Each year, about 12 million shipping containers enter U.S. ports. After the September 11, 2001, attacks, concern arose that terrorists might use containers to smuggle weapons of mass destruction—particularly nuclear weapons—into the country. To reduce that threat, the federal government implemented several security measures. Among them, Customs and Border Protection (CBP), an agency of the Department of Homeland Security (DHS), scans every container entering the United States by sea or land to detect radiation. CBP also identifies about 5 percent of all incoming seaborne containers as high risk, and it inspects those containers with X-ray or gamma-ray imaging systems. The agency opens and examines containers if the images suggest that the cargo is potentially dangerous or does not match the manifest.

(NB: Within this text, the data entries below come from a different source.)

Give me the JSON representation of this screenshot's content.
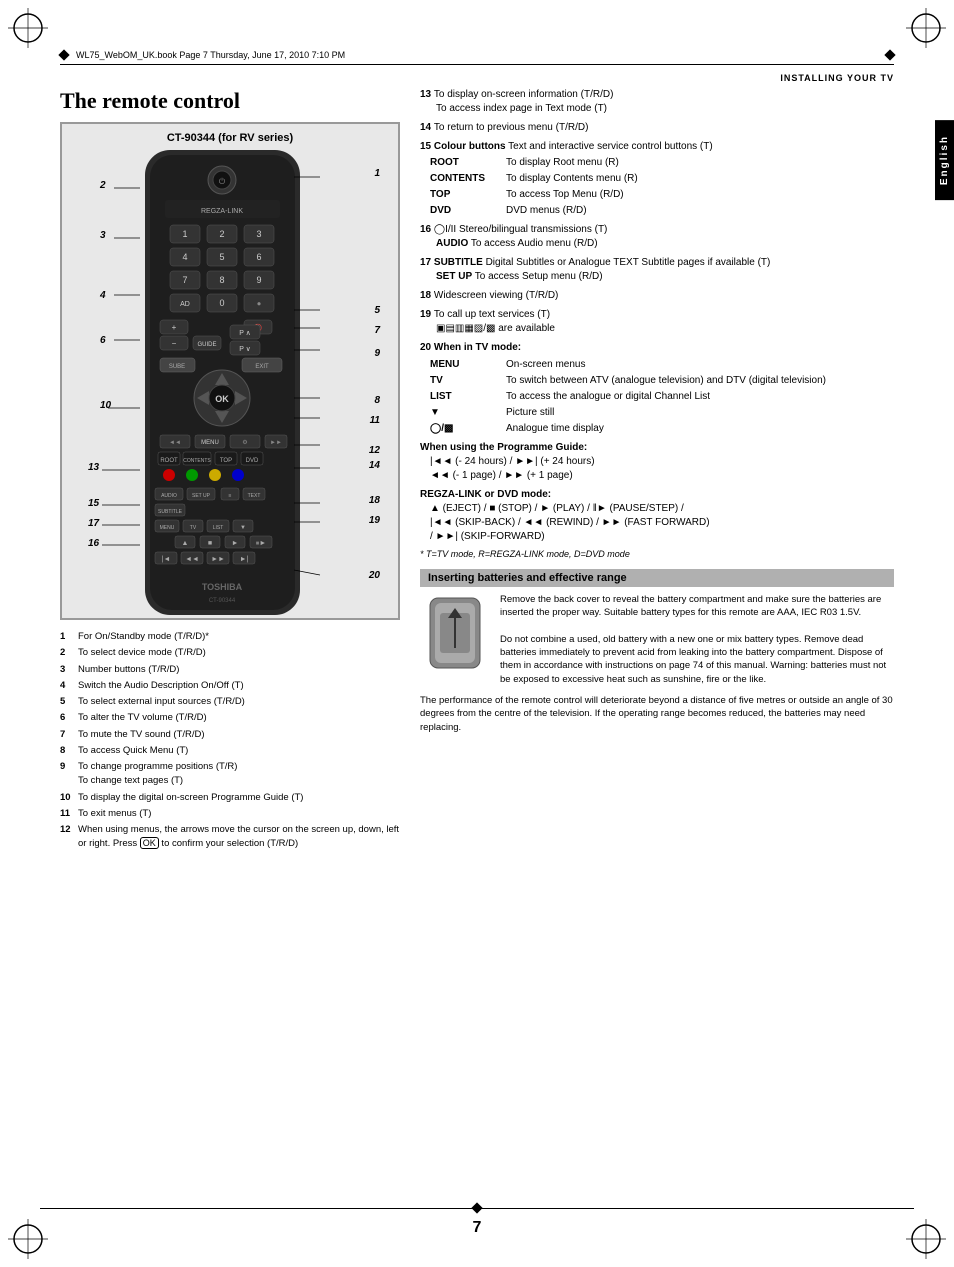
{
  "page": {
    "title": "The remote control",
    "remote_model": "CT-90344 (for RV series)",
    "section_header": "INSTALLING YOUR TV",
    "english_tab": "English",
    "header_text": "WL75_WebOM_UK.book  Page 7  Thursday, June 17, 2010  7:10 PM",
    "page_number": "7",
    "footnote": "* T=TV mode, R=REGZA-LINK mode, D=DVD mode"
  },
  "numbered_items_left": [
    {
      "num": "1",
      "text": "For On/Standby mode (T/R/D)*"
    },
    {
      "num": "2",
      "text": "To select device mode (T/R/D)"
    },
    {
      "num": "3",
      "text": "Number buttons (T/R/D)"
    },
    {
      "num": "4",
      "text": "Switch the Audio Description On/Off (T)"
    },
    {
      "num": "5",
      "text": "To select external input sources (T/R/D)"
    },
    {
      "num": "6",
      "text": "To alter the TV volume (T/R/D)"
    },
    {
      "num": "7",
      "text": "To mute the TV sound (T/R/D)"
    },
    {
      "num": "8",
      "text": "To access Quick Menu (T)"
    },
    {
      "num": "9",
      "text": "To change programme positions (T/R)\nTo change text pages (T)"
    },
    {
      "num": "10",
      "text": "To display the digital on-screen Programme Guide (T)"
    },
    {
      "num": "11",
      "text": "To exit menus (T)"
    },
    {
      "num": "12",
      "text": "When using menus, the arrows move the cursor on the screen up, down, left or right. Press OK to confirm your selection (T/R/D)"
    }
  ],
  "numbered_items_right": [
    {
      "num": "13",
      "text": "To display on-screen information (T/R/D)\nTo access index page in Text mode (T)"
    },
    {
      "num": "14",
      "text": "To return to previous menu (T/R/D)"
    },
    {
      "num": "15",
      "bold": "Colour buttons",
      "text": " Text and interactive service control buttons (T)"
    },
    {
      "num": "16",
      "text": "Stereo/bilingual transmissions (T)\nAUDIO To access Audio menu (R/D)"
    },
    {
      "num": "17",
      "bold": "SUBTITLE",
      "text": " Digital Subtitles or Analogue TEXT Subtitle pages if available (T)\nSET UP To access Setup menu (R/D)"
    },
    {
      "num": "18",
      "text": "Widescreen viewing (T/R/D)"
    },
    {
      "num": "19",
      "text": "To call up text services (T)\nare available"
    },
    {
      "num": "20",
      "bold": "When in TV mode:",
      "items": [
        {
          "key": "MENU",
          "val": "On-screen menus"
        },
        {
          "key": "TV",
          "val": "To switch between ATV (analogue television) and DTV (digital television)"
        },
        {
          "key": "LIST",
          "val": "To access the analogue or digital Channel List"
        },
        {
          "key": "▼",
          "val": "Picture still"
        },
        {
          "key": "⏱/→",
          "val": "Analogue time display"
        }
      ]
    }
  ],
  "colour_buttons": [
    {
      "key": "ROOT",
      "val": "To display Root menu (R)"
    },
    {
      "key": "CONTENTS",
      "val": "To display Contents menu (R)"
    },
    {
      "key": "TOP",
      "val": "To access Top Menu (R/D)"
    },
    {
      "key": "DVD",
      "val": "DVD menus (R/D)"
    }
  ],
  "programme_guide": {
    "title": "When using the Programme Guide:",
    "items": [
      "|◄◄ (- 24 hours) / ►►| (+ 24 hours)",
      "◄◄ (- 1 page) / ►► (+ 1 page)"
    ]
  },
  "regza_mode": {
    "title": "REGZA-LINK or DVD mode:",
    "text": "▲ (EJECT) / ■ (STOP) / ► (PLAY) / ‖► (PAUSE/STEP) / |◄◄ (SKIP-BACK) / ◄◄ (REWIND) / ►► (FAST FORWARD) / ►►| (SKIP-FORWARD)"
  },
  "battery_section": {
    "title": "Inserting batteries and effective range",
    "text1": "Remove the back cover to reveal the battery compartment and make sure the batteries are inserted the proper way. Suitable battery types for this remote are AAA, IEC R03 1.5V.",
    "text2": "Do not combine a used, old battery with a new one or mix battery types. Remove dead batteries immediately to prevent acid from leaking into the battery compartment. Dispose of them in accordance with instructions on page 74 of this manual. Warning: batteries must not be exposed to excessive heat such as sunshine, fire or the like.",
    "text3": "The performance of the remote control will deteriorate beyond a distance of five metres or outside an angle of 30 degrees from the centre of the television. If the operating range becomes reduced, the batteries may need replacing."
  }
}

In 2007, the Congress mandated that DHS use both radiation detectors and imaging systems to scan and image all incoming seaborne containers before they are loaded onto a U.S.-bound ship. That approach would shift the radiation scanning and nonintrusive imaging from U.S. ports to overseas ports, with the goal of detecting any serious threats before they arrive. The approach also would aim to image all containers instead of limiting the use of expensive imaging resources to high-risk containers. The law gave DHS until 2012 to fully implement this system, but the deadline has been extended three times and is now 2018. CBO examined five options that illustrate the cost and implications of meeting the mandate as well as alternative approaches to increase the scanning and imaging of containers.

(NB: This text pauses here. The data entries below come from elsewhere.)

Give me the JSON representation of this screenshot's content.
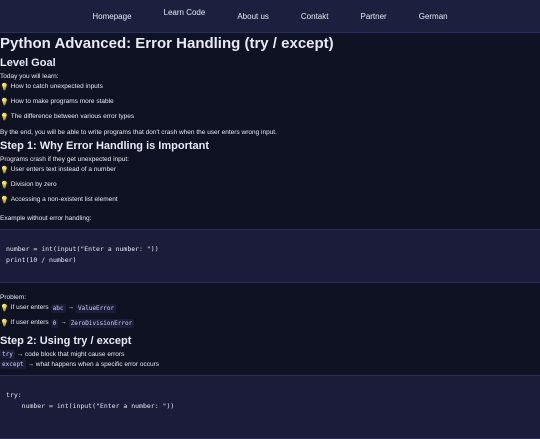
{
  "nav": {
    "items": [
      "Homepage",
      "Learn Code",
      "About us",
      "Contakt",
      "Partner",
      "German"
    ]
  },
  "title": "Python Advanced: Error Handling (try / except)",
  "level_goal": {
    "heading": "Level Goal",
    "intro": "Today you will learn:",
    "bullets": [
      "How to catch unexpected inputs",
      "How to make programs more stable",
      "The difference between various error types"
    ],
    "outro": "By the end, you will be able to write programs that don't crash when the user enters wrong input."
  },
  "step1": {
    "heading": "Step 1: Why Error Handling is Important",
    "intro": "Programs crash if they get unexpected input:",
    "bullets": [
      "User enters text instead of a number",
      "Division by zero",
      "Accessing a non-existent list element"
    ],
    "example_label": "Example without error handling:",
    "code": [
      "number = int(input(\"Enter a number: \"))",
      "print(10 / number)"
    ]
  },
  "problem": {
    "label": "Problem:",
    "items": [
      {
        "prefix": "If user enters",
        "input": "abc",
        "arrow": "→",
        "error": "ValueError"
      },
      {
        "prefix": "If user enters",
        "input": "0",
        "arrow": "→",
        "error": "ZeroDivisionError"
      }
    ]
  },
  "step2": {
    "heading": "Step 2: Using try / except",
    "defs": [
      {
        "keyword": "try",
        "text": "→ code block that might cause errors"
      },
      {
        "keyword": "except",
        "text": "→ what happens when a specific error occurs"
      }
    ],
    "code": [
      "try:",
      "    number = int(input(\"Enter a number: \"))"
    ]
  },
  "colors": {
    "background": "#0f1222",
    "nav": "#1d1f3f",
    "code_bg": "#1b1c3a",
    "bulb": "#ffd54a"
  },
  "icons": {
    "bullet": "lightbulb-icon"
  }
}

The first two options would meet the requirement to scan and image 100 percent of U.S.-bound containers. Under Option 1, CBP or foreign partners would install scanning and imaging equipment at the 453 foreign ports in 130 countries that load containers onto U.S.-bound ships. Conducting that scanning and imaging would cost, on average, $150 to $220 per container, which the U.S. government could either pay or recoup through fees assessed on shippers. If current flows of inbound containers grow at 2.5 percent per year, implementing and operating such a system would cost between $22 billion and $32 billion in 2015 dollars over 10 years, CBO estimates.
Option 2 offers a cheaper way to meet the mandate: Focus on the busiest overseas ports. Under that option, CBP or foreign partners would install scanning and imaging equipment at the 121 foreign ports that load 97 percent of all containers bound to the United States. Shippers would have to route the remaining 3 percent of inbound containers to those ports. That option would cost $12 billion to $22 billion over 10 years—about $10 billion less than Option 1. The cost to scan and image a container would range from $80 to $150.
CBO examined three lower-cost options that would increase imaging for containers arriving at U.S. ports rather than meet the mandate’s requirement to image and scan all of them overseas:
- Doubling the fraction of containers imaged as they enter the United States to about 10 percent (Option 3) would increase costs by $1 billion to $2 billion over 10 years.
- Raising the imaging rate to 100 percent of containers at all 74 U.S. ports that receive international containers (Option 4) would increase costs by $4 billion to $8 billion over 10 years.
- Restricting imaging to the busiest 32 U.S. ports, representing 99.7 percent of all inbound containers (Option 5, which is similar to Option 2 for the busiest overseas ports), also would cost $4 billion to $7 billion over 10 years.